La superconductividad permite que la electricidad circule sin resistencia, es decir, sin pérdida de energía en forma de calor. Ese fenómeno podría transformar sectores como la computación, las redes eléctricas, los trenes de levitación magnética, la medicina avanzada, los reactores de fusión y la computación cuántica.
El problema es que, hasta ahora, la mayoría de los superconductores necesitan condiciones extremas para funcionar, especialmente temperaturas cercanas al cero absoluto. Eso obliga a utilizar sistemas de refrigeración complejos y caros, lo que limita su uso masivo.
El equipo internacional liderado por investigadores de Aalto utilizó aprendizaje automático para filtrar combinaciones de materiales con potencial superconductor. En lugar de probar de manera manual una enorme cantidad de variantes, la IA permitió reducir el universo de búsqueda y seleccionar candidatos prometedores para luego analizarlos con cálculos especializados y pruebas de laboratorio.

El resultado fue la identificación de dos nuevos compuestos: YRu3B2 y LuRu3B2. Ambos pertenecen a una estructura conocida como red kagome, un patrón geométrico que puede favorecer comportamientos electrónicos relevantes para la superconductividad.
Según el trabajo publicado en Physical Review Research, los materiales fueron confirmados experimentalmente como superconductores, aunque a temperaturas extremadamente bajas: 0,81 K para YRu3B2 y 0,95 K para LuRu3B2. Por eso, el descubrimiento no debe leerse como una solución comercial inmediata, sino como una prueba de concepto muy importante para acelerar la búsqueda de mejores materiales.
La propia Universidad Aalto señala que el objetivo de largo plazo es encontrar un superconductor que pueda operar a temperatura ambiente. Ese sería un cambio estructural para la tecnología global. Permitirá reducir pérdidas de energía, fabricar hardware más eficiente y disminuir el calor generado por centros de datos, computadoras y sistemas de comunicación.

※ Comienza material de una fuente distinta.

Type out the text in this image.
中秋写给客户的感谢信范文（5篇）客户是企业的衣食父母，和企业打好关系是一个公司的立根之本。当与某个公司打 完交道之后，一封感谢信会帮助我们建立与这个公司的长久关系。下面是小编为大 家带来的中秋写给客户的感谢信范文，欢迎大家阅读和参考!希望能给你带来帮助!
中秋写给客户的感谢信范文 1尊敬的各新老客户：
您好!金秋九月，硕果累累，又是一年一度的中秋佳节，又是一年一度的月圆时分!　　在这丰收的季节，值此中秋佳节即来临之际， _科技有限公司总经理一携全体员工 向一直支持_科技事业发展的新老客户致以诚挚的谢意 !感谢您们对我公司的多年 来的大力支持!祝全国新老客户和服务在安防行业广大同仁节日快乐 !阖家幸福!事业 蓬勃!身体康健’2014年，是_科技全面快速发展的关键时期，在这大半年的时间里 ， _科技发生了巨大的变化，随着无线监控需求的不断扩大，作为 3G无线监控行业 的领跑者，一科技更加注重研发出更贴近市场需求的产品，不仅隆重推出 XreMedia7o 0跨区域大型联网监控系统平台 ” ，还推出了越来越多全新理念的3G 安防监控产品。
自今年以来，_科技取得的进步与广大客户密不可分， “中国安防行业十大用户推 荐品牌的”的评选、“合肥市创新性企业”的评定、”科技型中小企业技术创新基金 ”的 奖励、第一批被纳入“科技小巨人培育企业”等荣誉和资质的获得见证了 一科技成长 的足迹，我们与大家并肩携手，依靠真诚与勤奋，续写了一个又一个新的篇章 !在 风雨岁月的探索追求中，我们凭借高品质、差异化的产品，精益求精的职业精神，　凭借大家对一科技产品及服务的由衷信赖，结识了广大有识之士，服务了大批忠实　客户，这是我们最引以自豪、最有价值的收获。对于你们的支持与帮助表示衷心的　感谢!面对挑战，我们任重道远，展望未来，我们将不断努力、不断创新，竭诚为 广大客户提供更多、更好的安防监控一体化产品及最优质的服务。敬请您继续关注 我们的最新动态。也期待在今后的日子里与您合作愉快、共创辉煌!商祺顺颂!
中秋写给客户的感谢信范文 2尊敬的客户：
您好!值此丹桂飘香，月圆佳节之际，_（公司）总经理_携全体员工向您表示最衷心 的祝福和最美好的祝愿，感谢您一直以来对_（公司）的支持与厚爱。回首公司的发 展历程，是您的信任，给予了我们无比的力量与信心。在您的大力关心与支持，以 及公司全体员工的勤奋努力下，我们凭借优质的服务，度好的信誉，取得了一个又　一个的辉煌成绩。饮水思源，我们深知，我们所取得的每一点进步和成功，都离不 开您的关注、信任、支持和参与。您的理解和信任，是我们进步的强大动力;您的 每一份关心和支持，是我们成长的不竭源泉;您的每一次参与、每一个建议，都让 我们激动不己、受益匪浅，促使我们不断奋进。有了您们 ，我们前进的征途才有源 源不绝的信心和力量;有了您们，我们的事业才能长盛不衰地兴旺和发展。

El valor del avance está en el camino que abre. Durante décadas, los superconductores fueron descubiertos en gran medida de forma experimental o por ensayo y error. Ahora, la combinación de machine learning, física cuántica, cálculos de primeros principios y síntesis experimental permite buscar materiales con mucha más velocidad.
La inteligencia artificial no reemplazó al laboratorio, pero sí ayudó a ordenar la búsqueda. Primero seleccionó las combinaciones más prometedoras. Después, los investigadores hicieron los cálculos teóricos. Finalmente, los materiales fueron sintetizados y medidos para confirmar sus propiedades.

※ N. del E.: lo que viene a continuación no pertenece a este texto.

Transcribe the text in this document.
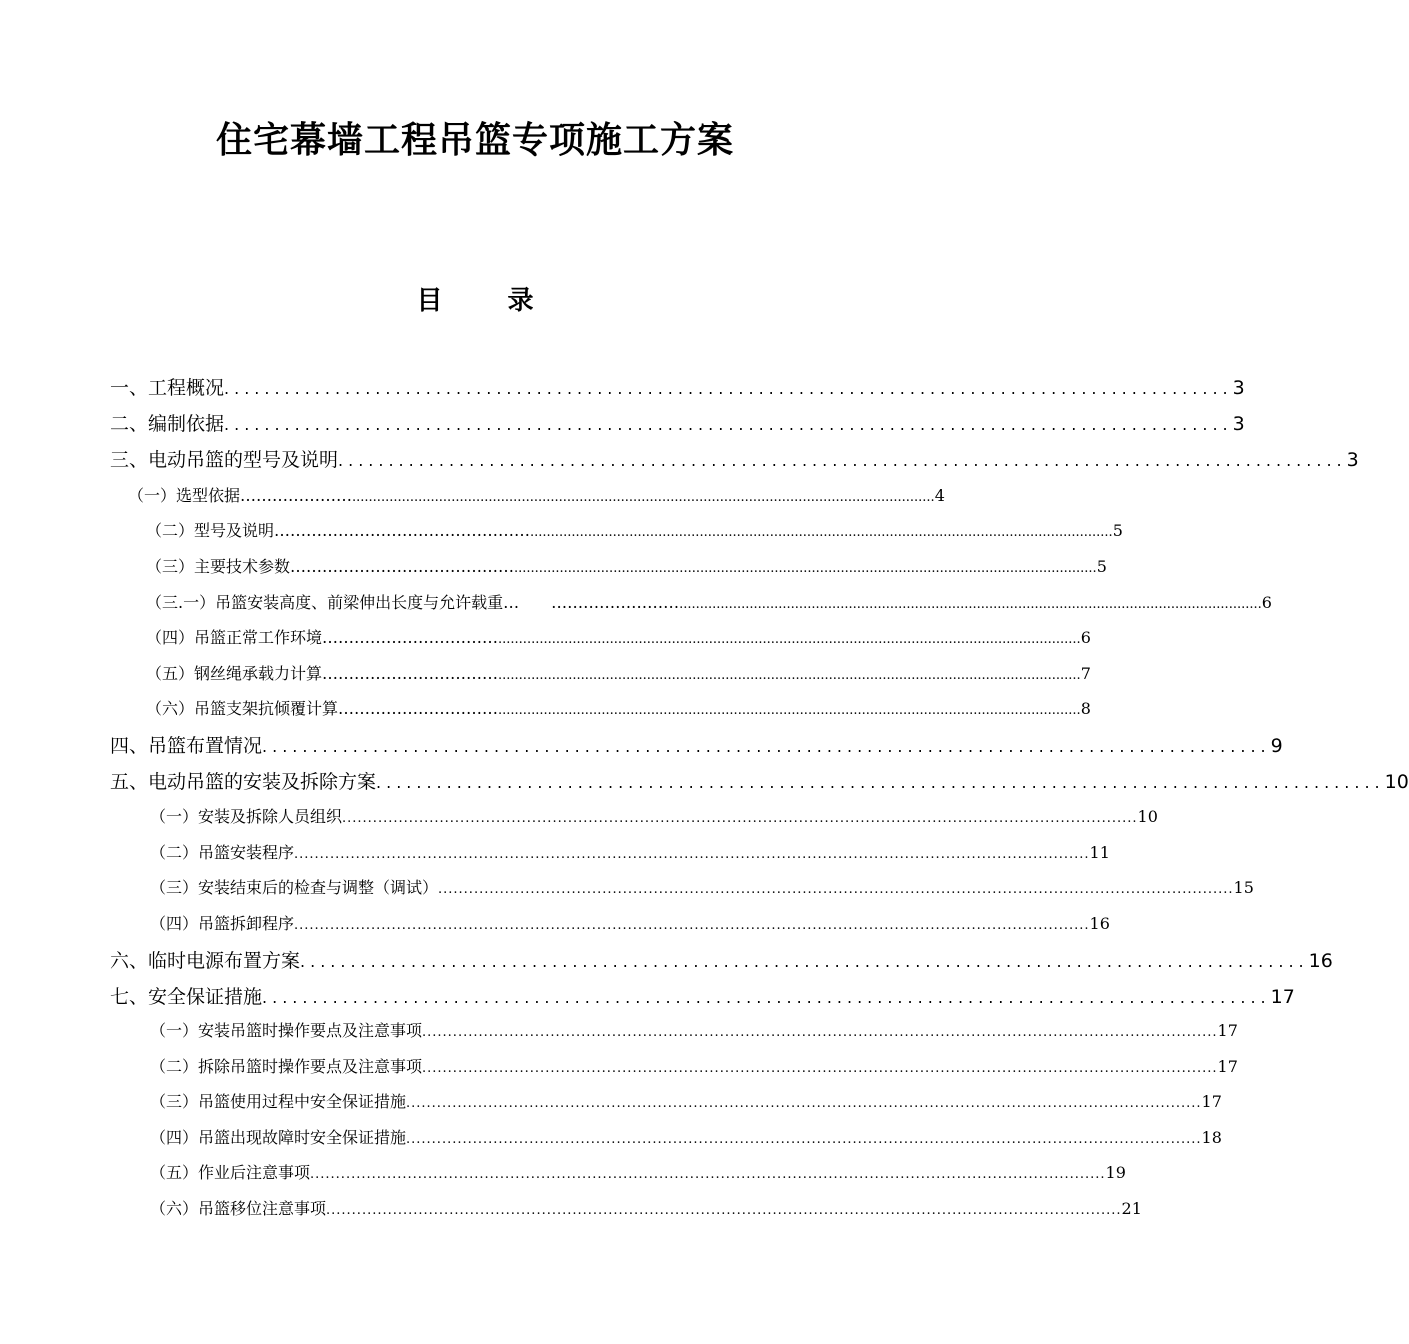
住宅幕墙工程吊篮专项施工方案
目 录
一、工程概况 .................................................................................................... 3
二、编制依据 .................................................................................................... 3
三、电动吊篮的型号及说明 .................................................................................................... 3
（一）选型依据………………… ............................................................................................................................................. 4
（二）型号及说明………………………………………… ............................................................................................................................................. 5
（三）主要技术参数…………………………………… ............................................................................................................................................. 5
（三.一）吊篮安装高度、前梁伸出长度与允许载重…　　…………………… ............................................................................................................................................. 6
（四）吊篮正常工作环境…………………………… ............................................................................................................................................. 6
（五）钢丝绳承载力计算…………………………… ............................................................................................................................................. 7
（六）吊篮支架抗倾覆计算………………………… ............................................................................................................................................. 8
四、吊篮布置情况 .................................................................................................... 9
五、电动吊篮的安装及拆除方案 .................................................................................................... 10
（一）安装及拆除人员组织 ........................................................................................................................................................... 10
（二）吊篮安装程序 ........................................................................................................................................................... 11
（三）安装结束后的检查与调整（调试） ........................................................................................................................................................... 15
（四）吊篮拆卸程序 ........................................................................................................................................................... 16
六、临时电源布置方案 .................................................................................................... 16
七、安全保证措施 .................................................................................................... 17
（一）安装吊篮时操作要点及注意事项 ........................................................................................................................................................... 17
（二）拆除吊篮时操作要点及注意事项 ........................................................................................................................................................... 17
（三）吊篮使用过程中安全保证措施 ........................................................................................................................................................... 17
（四）吊篮出现故障时安全保证措施 ........................................................................................................................................................... 18
（五）作业后注意事项 ........................................................................................................................................................... 19
（六）吊篮移位注意事项 ........................................................................................................................................................... 21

Ese punto es central: la IA no “descubrió sola” los superconductores, sino que funcionó como una herramienta para acelerar el trabajo científico. La validación siguió dependiendo de físicos, químicos, cálculos especializados y experimentos reales.

El impacto potencial es enorme. Si en el futuro se logra desarrollar un superconductor estable, escalable y capaz de funcionar sin refrigeración extrema, las consecuencias podrían alcanzar a buena parte de la infraestructura tecnológica actual.
Las redes eléctricas podrían transportar energía con pérdidas mínimas. Los chips podrían volverse más rápidos y eficientes. Los centros de datos podrían reducir su consumo y su generación de calor. Los trenes de levitación magnética podrían ser más viables. Y la computación cuántica podría contar con nuevos materiales para mejorar su desarrollo.
Pero todavía falta camino. Los materiales identificados por Aalto funcionan a temperaturas muy bajas y no están listos para aplicaciones comerciales. La noticia importante no es que ya exista un superconductor de temperatura ambiente, sino que la inteligencia artificial empieza a cambiar la velocidad con la que la ciencia puede encontrar candidatos prometedores.
En un momento donde la IA suele asociarse a chatbots, imágenes o automatización laboral, este caso muestra otra dimensión del fenómeno: su capacidad para acelerar descubrimientos científicos en áreas críticas.
La próxima revolución tecnológica puede no depender solo de mejores modelos de software, sino también de nuevos materiales. Y en esa búsqueda, la inteligencia artificial empieza a ocupar un lugar cada vez más decisivo.